How Do Anorexics Control Their Appetite?
There are many people who, regardless of how much they weigh, avoid fatty foods and sweet desserts. However, despite how good a person’s intentions may be, it’s hard to maintain self-control in the face of tempting foods. It’s normal to cave in and lose your willpower sometimes, but people with anorexia manage to starve themselves and ignore their favorite foods.
There’s a new study that sheds light on how the brain has mechanisms that could contribute to the troublesome eating habits in anorexics.
The Study
Hunger increases the intensity of food rewards. However, people with anorexia despite being in a state of constant starvation, are able to ignore food entirely.
In a new study done by Dr. Christina Wierenga, Dr. Walter Kaye and their colleagues, new light is shed on the mechanisms in the brain that might contribute to the eating patterns in people with anorexia.
The team examined reward responding in relation to metabolic state (hungry or full) in 23 women who had recovered from anorexia and 17 healthy women, without a history of eating disorders. Women who actively have anorexia nervosa were not studied to reduce the potential confounds related to malnourishment.
The healthy women in the study were hungry and showed an increased activity in the portion of the brain that motivates reward seeking behavior. The women who recovered from anorexia didn’t have this type of activity going on in the brain. The recovered females also exhibited increased activation of cognitive control circuitry, regardless of whether they were hungry or not.
Hence, this study determined that females who had recovered from anorexia nervosa showed two related patterns of brain changes that might lead to their capacity to sustain food avoidance.
Firstly, hunger does not cause an increase in the reward and motivation circuits in the brain engagement. This might protect people with anorexia from experiencing the pangs of hunger. Secondly, these individuals showed a higher level of self-control, perhaps leading them to be more effective at resisting tempting foods.
According to Dr. Wierenga, “This study supports the idea that anorexia nervosa is a neurobiological-based disorder. We’ve long been puzzled by the fact that individuals with AN can restrict food, even when starved.

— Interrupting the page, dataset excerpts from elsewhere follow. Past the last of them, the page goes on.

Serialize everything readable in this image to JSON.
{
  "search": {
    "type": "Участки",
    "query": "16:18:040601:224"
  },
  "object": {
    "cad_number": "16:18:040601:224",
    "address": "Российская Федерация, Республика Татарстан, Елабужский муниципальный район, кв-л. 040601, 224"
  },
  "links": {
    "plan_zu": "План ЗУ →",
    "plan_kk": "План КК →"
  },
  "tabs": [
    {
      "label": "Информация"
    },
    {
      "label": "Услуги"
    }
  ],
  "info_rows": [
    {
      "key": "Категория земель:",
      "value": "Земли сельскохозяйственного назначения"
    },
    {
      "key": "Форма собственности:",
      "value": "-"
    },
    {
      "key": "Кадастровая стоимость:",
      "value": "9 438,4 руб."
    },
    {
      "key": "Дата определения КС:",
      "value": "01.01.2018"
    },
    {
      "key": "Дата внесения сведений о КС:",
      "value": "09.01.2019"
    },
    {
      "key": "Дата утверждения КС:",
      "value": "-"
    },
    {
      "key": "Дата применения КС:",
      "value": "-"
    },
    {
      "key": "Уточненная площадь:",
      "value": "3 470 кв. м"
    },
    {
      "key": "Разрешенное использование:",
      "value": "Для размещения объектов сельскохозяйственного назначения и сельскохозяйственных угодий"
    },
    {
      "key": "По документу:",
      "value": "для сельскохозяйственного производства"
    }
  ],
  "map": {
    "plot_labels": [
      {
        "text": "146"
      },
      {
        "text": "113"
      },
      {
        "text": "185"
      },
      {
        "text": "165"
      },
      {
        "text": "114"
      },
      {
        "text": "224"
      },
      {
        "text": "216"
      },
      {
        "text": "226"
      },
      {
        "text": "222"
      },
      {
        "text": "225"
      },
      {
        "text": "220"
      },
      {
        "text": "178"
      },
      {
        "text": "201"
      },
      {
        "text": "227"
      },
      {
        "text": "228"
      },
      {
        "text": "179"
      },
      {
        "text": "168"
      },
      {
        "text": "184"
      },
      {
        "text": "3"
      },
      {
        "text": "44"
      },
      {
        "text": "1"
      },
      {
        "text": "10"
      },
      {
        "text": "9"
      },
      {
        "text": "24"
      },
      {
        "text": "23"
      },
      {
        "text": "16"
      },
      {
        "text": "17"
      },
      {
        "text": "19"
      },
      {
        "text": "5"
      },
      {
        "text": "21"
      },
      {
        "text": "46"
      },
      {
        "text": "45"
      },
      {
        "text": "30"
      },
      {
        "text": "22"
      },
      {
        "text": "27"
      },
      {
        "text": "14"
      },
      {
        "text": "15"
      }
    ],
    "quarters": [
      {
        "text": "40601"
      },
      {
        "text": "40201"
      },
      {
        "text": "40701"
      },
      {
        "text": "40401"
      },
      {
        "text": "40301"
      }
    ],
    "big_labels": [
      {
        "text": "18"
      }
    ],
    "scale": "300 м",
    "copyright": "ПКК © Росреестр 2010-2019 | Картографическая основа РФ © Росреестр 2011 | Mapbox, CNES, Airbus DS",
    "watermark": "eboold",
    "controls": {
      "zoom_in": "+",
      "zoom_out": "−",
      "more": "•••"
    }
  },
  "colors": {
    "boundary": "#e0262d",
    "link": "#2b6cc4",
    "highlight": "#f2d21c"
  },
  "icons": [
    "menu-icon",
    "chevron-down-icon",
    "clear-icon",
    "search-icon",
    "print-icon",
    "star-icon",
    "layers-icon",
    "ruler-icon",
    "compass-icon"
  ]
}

Hunger is a motivating drive and makes rewards more enticing. These findings suggest that AN individuals, even after recovery, are less sensitive to reward and the motivational drive of hunger. In other words, hunger does not motivate them to eat.”
In Closing:
Dr. Kaye added, “This study offers new insights about the brain in AN, which we are using to guide treatment development efforts, and reduce stigma associated with this life-threatening disorder.”
Dr. John Krystal states, “Anorexia nervosa is a devastating illness and this study sheds new light on brain mechanisms that may enable people to starve themselves. In identifying these mechanisms, this work may provide circuit-based targets for therapeutics. But these same circuits and processes seem to be engaged ‘in reverse’ for obesity. Thus, this study may have broad implications for the country’s obesity epidemic as well.”